Electron Degeneracy Pressure

In a gas of electrons, there are two sources of pressure: the "normal" pressure coming from the motion of the particles, and the degeneracy pressure, which is a purely quantum mechanical effect that is present even at zero temperature (right panel). At normal densities only the former is important, but at very high densities the degeneracy pressure becomes the most important source of pressure.

In the cores of massive stars and in white dwarfs, the primary source of the pressure supporting the star is electron degeneracy. In neutron stars, the pressure is produced by degeneracy in the neutrons rather than in the electrons, but the principle is the same.

In a normal plasma, most of the pressure is supplied by the light, fast electrons and only a little by the heavy, slow positive ions; heating the plasma causes the electrons to move faster and the pressure increases. In a degenerate plasma the principles of quantum mechanics make it difficult for electrons to absorb energy and move faster. When a degenerate plasma is heated the energy goes primarily into the heavier ions and this has little effect on the pressure.

Thermonuclear Runaways

The behavior of gases plays a central role in astronomy. Under "normal" conditions, gases obey approximately a set of rules called the ideal gas law. For example, one property of ideal gases is that an increase in the temperature at constant volume causes an increase in the pressure (see the right panel).

Degenerate Gases
Under conditions of very high density, gases can behave in a quite different way. These gases are called degenerate gases and their properties are governed by the principles of quantum mechanics. One very important property of degenerate gases is that the pressure is independent of the temperature. Thus, contrary to our usual experience, if we could heat a balloon of degenerate gas it would not expand. This has very large consequences for thermonuclear reactions that occur under conditions of very high density.

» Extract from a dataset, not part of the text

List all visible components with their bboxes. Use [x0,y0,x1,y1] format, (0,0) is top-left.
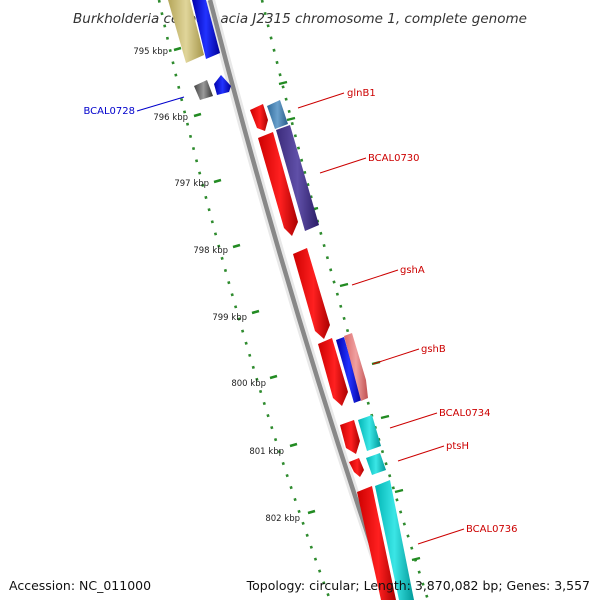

Thermonuclear Reactions in Ideal Gases
If a thermonuclear reaction is ignited in matter it quickly raises the temperature to values approaching a billion degrees. For a normal ideal gas this raises the pressure, causing the hot gas to expand rapidly. This lowers the density and causes the thermonuclear reactions to slow down. Thus, normal explosions are "self-limiting" because the explosion tends to separate the fuel for the explosion, causing it to stop after a certain point.

Thermonuclear Reactions in Degenerate Gases
In degenerate matter the situation is completely different. Because the pressure does not increase with the temperature, as the temperature approaches a billion degrees the thermonuclear fuel is heated but not separated by the explosion. This causes the reactions to go even faster, because thermonuclear reaction rates increase rapidly with temperature. This is called a thermonuclear runaway, and can lead to gigantic explosions. Thermonuclear ignition under degenerate conditions is thought to be a key component in nova explosions, X-ray bursters, type Ia supernovae, and the helium flash in red giant stars. These are all topics to be addressed in this chapter.

Fermions and Bosons

Subatomic particles may be separated into two broad classes: fermions, which carry a quantum number called spin that takes half-integer values, and bosons, which carry integer spins. Electrons, neutrons, and protons carry spin 1/2 and are examples of fermions, while a photon carries spin 1 and is an example of a boson. Degeneracy pressure is ultimately a result of the Exclusion Principle, which applies only to fermions. This principle requires that no two fermions can have exactly the same set of quantum numbers. In practical terms, this means that in high density fermion gases it is very difficult to force the fermions to be close to each other so the gas resists compression, even at zero temperature.